For all that the plot revolves around murder and corruption, this 1984 adaptation of Bernard Malamud’s novel brings to mind a more innocent age. It’s a story about baseball, set sorta-kinda in the 1930s, and has a lot of baseball’s lore and best moments woven into the story. Robert Redford heads up a truly all-star cast (Glenn Close, Robert Duvall, Kim Basinger, Richard Farnsworth, Wilford Brimley…even some of the bit parts have furture A-listers playing the roles) to create a genuinely enduring sports movie.
Redford plays Roy Hobbs, a farmboy from the heartland who has maybe more talent than anyone ever did for baseball. He heads for the majors, only to be derailed by temptation and one very very bad choice. Sixteen years later, an aging Hobbs gets his shot. He has one season left in him, one season to prove himself. The bulk of the movie deals with this season, Hobbs’ ups and downs, and along the way weaves several different themes together into a cohesive whole. The lessons Hobbs learns are timeless, and director Barry Levinson walks a very fine line indeed between reality and mythology. But the balancing act works, Randy Newman’s score is superb, and I’m not afraid to admit that I enjoyed having my emotional reactions tugged this way and that. Rocky has nothing on this movie.

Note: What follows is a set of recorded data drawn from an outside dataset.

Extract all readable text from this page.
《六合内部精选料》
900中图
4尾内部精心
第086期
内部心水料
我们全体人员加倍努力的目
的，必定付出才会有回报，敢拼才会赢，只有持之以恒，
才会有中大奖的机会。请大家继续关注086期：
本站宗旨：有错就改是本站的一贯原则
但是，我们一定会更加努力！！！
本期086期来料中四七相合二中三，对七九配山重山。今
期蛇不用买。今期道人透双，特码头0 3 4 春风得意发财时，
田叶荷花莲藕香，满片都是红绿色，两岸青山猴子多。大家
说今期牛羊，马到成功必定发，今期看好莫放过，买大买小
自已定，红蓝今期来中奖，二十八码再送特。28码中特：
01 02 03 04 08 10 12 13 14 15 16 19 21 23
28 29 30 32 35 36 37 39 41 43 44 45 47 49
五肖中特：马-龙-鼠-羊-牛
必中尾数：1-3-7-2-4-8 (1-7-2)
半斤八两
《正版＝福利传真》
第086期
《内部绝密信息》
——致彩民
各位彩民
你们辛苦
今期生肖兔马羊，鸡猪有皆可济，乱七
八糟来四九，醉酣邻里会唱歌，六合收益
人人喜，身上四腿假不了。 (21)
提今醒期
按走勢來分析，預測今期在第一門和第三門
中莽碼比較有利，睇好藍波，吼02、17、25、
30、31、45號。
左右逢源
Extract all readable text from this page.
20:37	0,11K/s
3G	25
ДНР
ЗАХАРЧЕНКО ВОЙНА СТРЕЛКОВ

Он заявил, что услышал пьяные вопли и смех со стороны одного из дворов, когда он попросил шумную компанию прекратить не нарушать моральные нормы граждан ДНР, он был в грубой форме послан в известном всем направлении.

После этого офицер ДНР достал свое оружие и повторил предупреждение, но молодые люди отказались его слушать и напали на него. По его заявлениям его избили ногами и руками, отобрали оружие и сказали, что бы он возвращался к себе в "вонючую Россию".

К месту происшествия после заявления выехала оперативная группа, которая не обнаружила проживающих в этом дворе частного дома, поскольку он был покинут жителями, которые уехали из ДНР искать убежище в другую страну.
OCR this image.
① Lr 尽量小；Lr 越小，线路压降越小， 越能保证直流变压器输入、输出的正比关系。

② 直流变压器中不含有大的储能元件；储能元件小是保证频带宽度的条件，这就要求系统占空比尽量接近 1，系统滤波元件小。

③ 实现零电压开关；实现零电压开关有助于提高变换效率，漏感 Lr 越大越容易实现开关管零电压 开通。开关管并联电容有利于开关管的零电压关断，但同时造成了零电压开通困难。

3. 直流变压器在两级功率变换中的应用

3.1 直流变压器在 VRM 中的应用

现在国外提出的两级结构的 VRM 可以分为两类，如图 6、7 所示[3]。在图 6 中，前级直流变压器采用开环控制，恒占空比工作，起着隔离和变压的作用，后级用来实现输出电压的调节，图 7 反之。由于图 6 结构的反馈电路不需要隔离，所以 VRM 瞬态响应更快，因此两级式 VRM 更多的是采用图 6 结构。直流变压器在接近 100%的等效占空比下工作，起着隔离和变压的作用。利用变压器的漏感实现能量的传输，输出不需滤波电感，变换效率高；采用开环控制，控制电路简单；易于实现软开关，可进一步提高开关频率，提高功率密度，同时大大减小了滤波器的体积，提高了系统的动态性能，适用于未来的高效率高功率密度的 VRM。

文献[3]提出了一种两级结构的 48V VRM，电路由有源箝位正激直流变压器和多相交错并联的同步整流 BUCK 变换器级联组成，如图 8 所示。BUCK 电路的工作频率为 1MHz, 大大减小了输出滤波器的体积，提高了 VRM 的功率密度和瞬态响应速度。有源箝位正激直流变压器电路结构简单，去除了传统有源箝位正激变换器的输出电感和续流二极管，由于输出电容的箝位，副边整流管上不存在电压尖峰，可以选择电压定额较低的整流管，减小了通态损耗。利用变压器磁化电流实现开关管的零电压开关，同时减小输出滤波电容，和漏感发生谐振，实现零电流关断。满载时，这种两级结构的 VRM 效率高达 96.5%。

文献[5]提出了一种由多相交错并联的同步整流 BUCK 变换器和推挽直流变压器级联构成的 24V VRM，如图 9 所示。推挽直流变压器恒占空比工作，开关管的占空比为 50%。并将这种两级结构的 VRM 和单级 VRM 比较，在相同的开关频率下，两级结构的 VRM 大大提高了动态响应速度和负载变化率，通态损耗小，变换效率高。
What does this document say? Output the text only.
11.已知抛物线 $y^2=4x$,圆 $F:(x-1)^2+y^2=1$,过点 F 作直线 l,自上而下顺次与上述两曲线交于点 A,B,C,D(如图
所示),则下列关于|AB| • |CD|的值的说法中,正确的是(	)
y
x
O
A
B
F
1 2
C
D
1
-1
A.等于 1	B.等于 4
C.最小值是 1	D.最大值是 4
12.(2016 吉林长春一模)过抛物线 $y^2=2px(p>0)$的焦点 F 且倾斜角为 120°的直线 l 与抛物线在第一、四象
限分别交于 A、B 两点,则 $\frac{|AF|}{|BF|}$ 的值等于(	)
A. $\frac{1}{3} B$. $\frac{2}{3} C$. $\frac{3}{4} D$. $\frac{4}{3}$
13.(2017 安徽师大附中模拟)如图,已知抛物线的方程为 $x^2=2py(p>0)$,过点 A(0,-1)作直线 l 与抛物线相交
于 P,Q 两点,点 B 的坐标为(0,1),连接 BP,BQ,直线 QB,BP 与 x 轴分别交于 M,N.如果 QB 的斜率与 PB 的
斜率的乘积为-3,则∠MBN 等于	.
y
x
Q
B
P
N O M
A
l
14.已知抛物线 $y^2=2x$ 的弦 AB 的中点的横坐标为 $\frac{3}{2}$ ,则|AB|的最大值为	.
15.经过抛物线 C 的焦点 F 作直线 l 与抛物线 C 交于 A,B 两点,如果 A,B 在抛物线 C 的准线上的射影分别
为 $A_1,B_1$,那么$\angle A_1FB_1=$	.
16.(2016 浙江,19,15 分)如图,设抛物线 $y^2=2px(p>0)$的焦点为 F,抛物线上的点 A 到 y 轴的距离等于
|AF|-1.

I also enjoyed the bonus feature, in which Hall-of-Famer Cal Ripkin, Jr. talks about the game, about keeping a level head when you’ve got talent, and what the movie meant to him. Ripkin is one of the few modern players who seems to have kept some of the old-time values, and it’s refreshing to see a true superstar who isn’t some sort of anti-social primadonna. He’s also articulate, insightful and humble, which brought to mind a hero of the era that the movie depicts…a fellow named Gehrig.
Go ahead and buy this one. The setting, the lack of CGI (or virtually any special effects, for that matter) make this a movie that will view as well years from now as it does today. Certainly, the twenty-plus years that it’s been since I first saw it haven’t hurt it at all.